La primera entrega de Tiempo Esencial, intentó responder a la pregunta sobre la posible existencia de una filosofía hidalguense, con la que iniciamos la tarea de ésta columna.

La respuesta quedó pendiente, pues ni las autoridades estatales, ni las instituciones que deberían explicar las causas que les impide impartir la carrera, ni aquellos hidalguenses que hipotéticamente la cultivan por su propia cuenta, respondieron a nuestra petición.

 Para atenuar esa indolencia, hemos de explicar las causas por las que la filosofía no ha echado raíces en nuestro terruño, tomando en cuenta las circunstancias históricas, culturales y de otra índole, para explicar las razones por las que florece o no la filosofía en ciertos lugares, como lo hicieron algunos filósofos famosos del pasado.

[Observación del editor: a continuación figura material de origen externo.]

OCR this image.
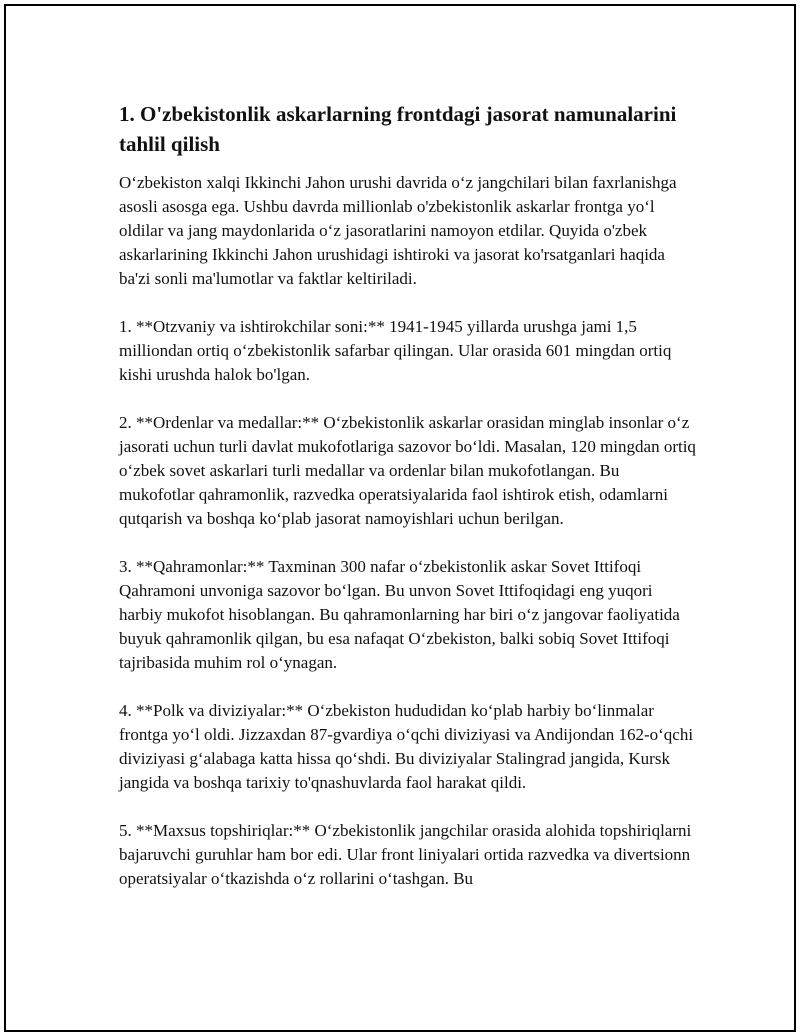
1. O'zbekistonlik askarlarning frontdagi jasorat namunalarini tahlil qilish

O‘zbekiston xalqi Ikkinchi Jahon urushi davrida o‘z jangchilari bilan faxrlanishga asosli asosga ega. Ushbu davrda millionlab o'zbekistonlik askarlar frontga yo‘l oldilar va jang maydonlarida o‘z jasoratlarini namoyon etdilar. Quyida o'zbek askarlarining Ikkinchi Jahon urushidagi ishtiroki va jasorat ko'rsatganlari haqida ba'zi sonli ma'lumotlar va faktlar keltiriladi.

1. **Otzvaniy va ishtirokchilar soni:** 1941-1945 yillarda urushga jami 1,5 milliondan ortiq o‘zbekistonlik safarbar qilingan. Ular orasida 601 mingdan ortiq kishi urushda halok bo'lgan.

2. **Ordenlar va medallar:** O‘zbekistonlik askarlar orasidan minglab insonlar o‘z jasorati uchun turli davlat mukofotlariga sazovor bo‘ldi. Masalan, 120 mingdan ortiq o‘zbek sovet askarlari turli medallar va ordenlar bilan mukofotlangan. Bu mukofotlar qahramonlik, razvedka operatsiyalarida faol ishtirok etish, odamlarni qutqarish va boshqa ko‘plab jasorat namoyishlari uchun berilgan.

3. **Qahramonlar:** Taxminan 300 nafar o‘zbekistonlik askar Sovet Ittifoqi Qahramoni unvoniga sazovor bo‘lgan. Bu unvon Sovet Ittifoqidagi eng yuqori harbiy mukofot hisoblangan. Bu qahramonlarning har biri o‘z jangovar faoliyatida buyuk qahramonlik qilgan, bu esa nafaqat O‘zbekiston, balki sobiq Sovet Ittifoqi tajribasida muhim rol o‘ynagan.

4. **Polk va diviziyalar:** O‘zbekiston hududidan ko‘plab harbiy bo‘linmalar frontga yo‘l oldi. Jizzaxdan 87-gvardiya o‘qchi diviziyasi va Andijondan 162-o‘qchi diviziyasi g‘alabaga katta hissa qo‘shdi. Bu diviziyalar Stalingrad jangida, Kursk jangida va boshqa tarixiy to'qnashuvlarda faol harakat qildi.

5. **Maxsus topshiriqlar:** O‘zbekistonlik jangchilar orasida alohida topshiriqlarni bajaruvchi guruhlar ham bor edi. Ular front liniyalari ortida razvedka va divertsionn operatsiyalar o‘tkazishda o‘z rollarini o‘tashgan. Bu
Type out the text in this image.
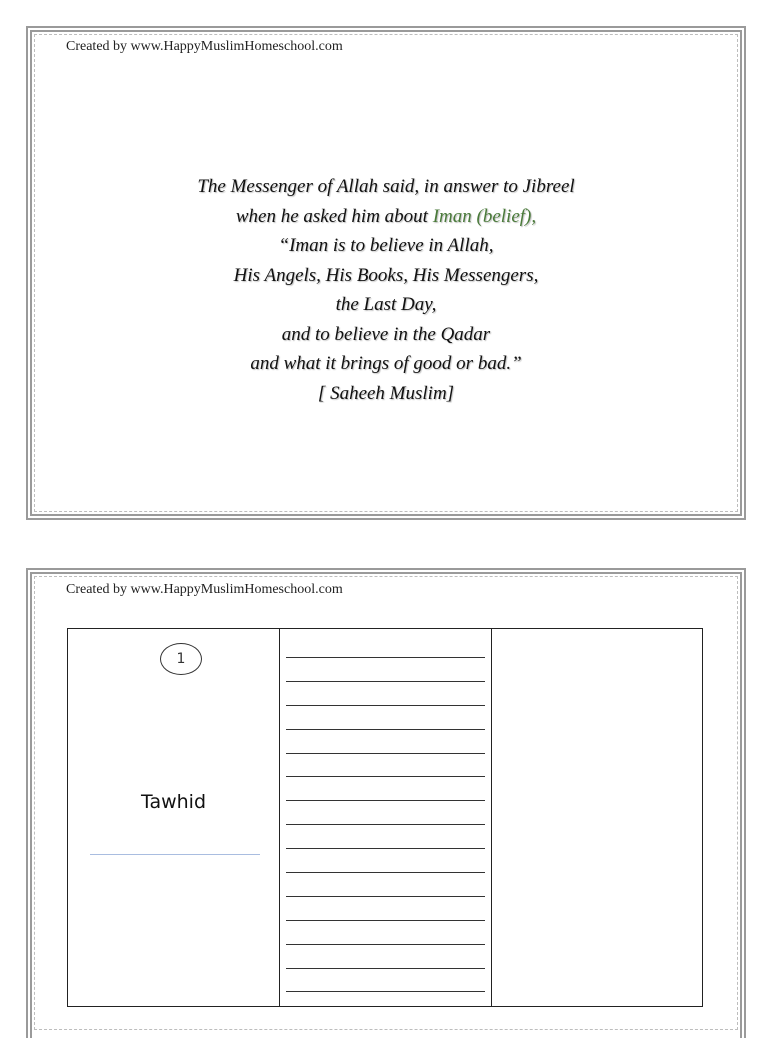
Created by www.HappyMuslimHomeschool.com
The Messenger of Allah said, in answer to Jibreel
when he asked him about Iman (belief),
“Iman is to believe in Allah,
His Angels, His Books, His Messengers,
the Last Day,
and to believe in the Qadar
and what it brings of good or bad.”
[ Saheeh Muslim]
Created by www.HappyMuslimHomeschool.com
1
Tawhid
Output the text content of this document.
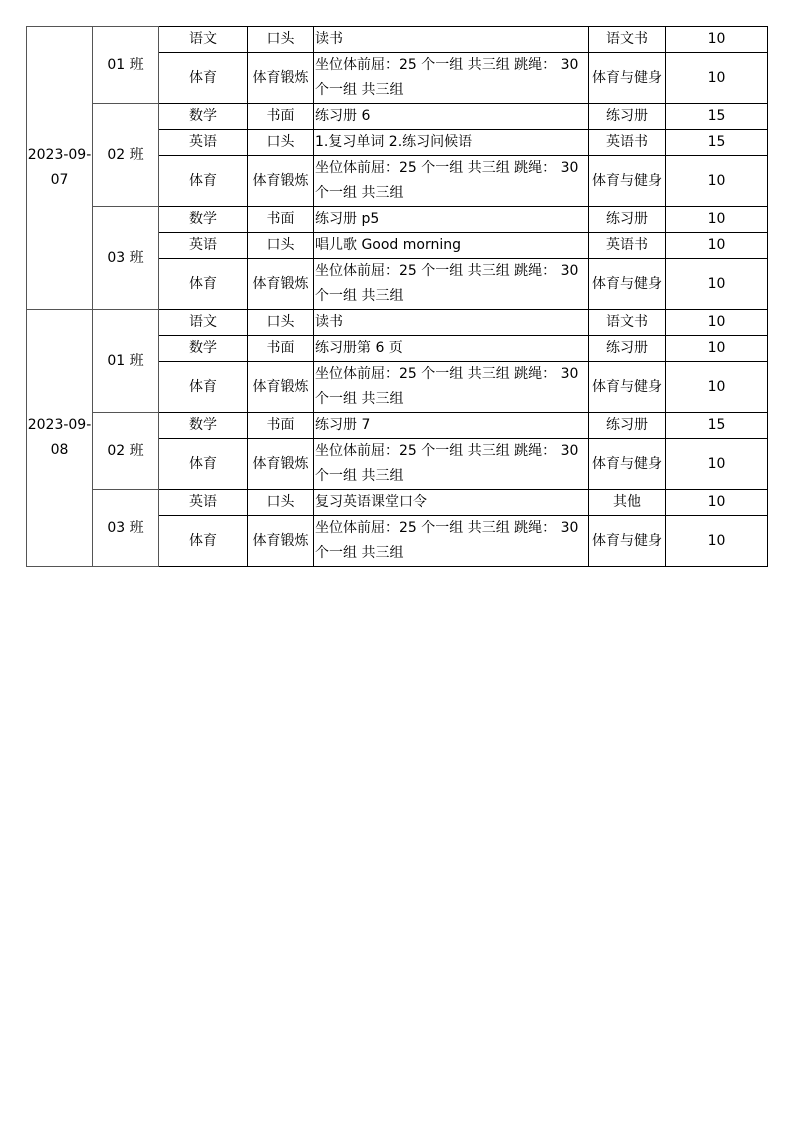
2023-09-07	01 班	语文	口头	读书	语文书	10
		体育	体育锻炼	坐位体前屈：25 个一组 共三组 跳绳： 30 个一组 共三组	体育与健身	10
	02 班	数学	书面	练习册 6	练习册	15
		英语	口头	1.复习单词 2.练习问候语	英语书	15
		体育	体育锻炼	坐位体前屈：25 个一组 共三组 跳绳： 30 个一组 共三组	体育与健身	10
	03 班	数学	书面	练习册 p5	练习册	10
		英语	口头	唱儿歌 Good morning	英语书	10
		体育	体育锻炼	坐位体前屈：25 个一组 共三组 跳绳： 30 个一组 共三组	体育与健身	10
2023-09-08	01 班	语文	口头	读书	语文书	10
		数学	书面	练习册第 6 页	练习册	10
		体育	体育锻炼	坐位体前屈：25 个一组 共三组 跳绳： 30 个一组 共三组	体育与健身	10
	02 班	数学	书面	练习册 7	练习册	15
		体育	体育锻炼	坐位体前屈：25 个一组 共三组 跳绳： 30 个一组 共三组	体育与健身	10
	03 班	英语	口头	复习英语课堂口令	其他	10
		体育	体育锻炼	坐位体前屈：25 个一组 共三组 跳绳： 30 个一组 共三组	体育与健身	10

Como ejemplo tenemos a José Ortega y Gasset, quien atribuyó la pobreza filosófica de la España de su tiempo al carácter de sus habitantes, poco inclinados a la reflexión profunda y sistemática de las ideas; o al filósofo Martin Heidegger, quien, por el contrario, llegó a pensar que sólo el pueblo griego en la antigüedad y el alemán en los tiempos modernos, poseían  las capacidades suficientes para pensar filosóficamente.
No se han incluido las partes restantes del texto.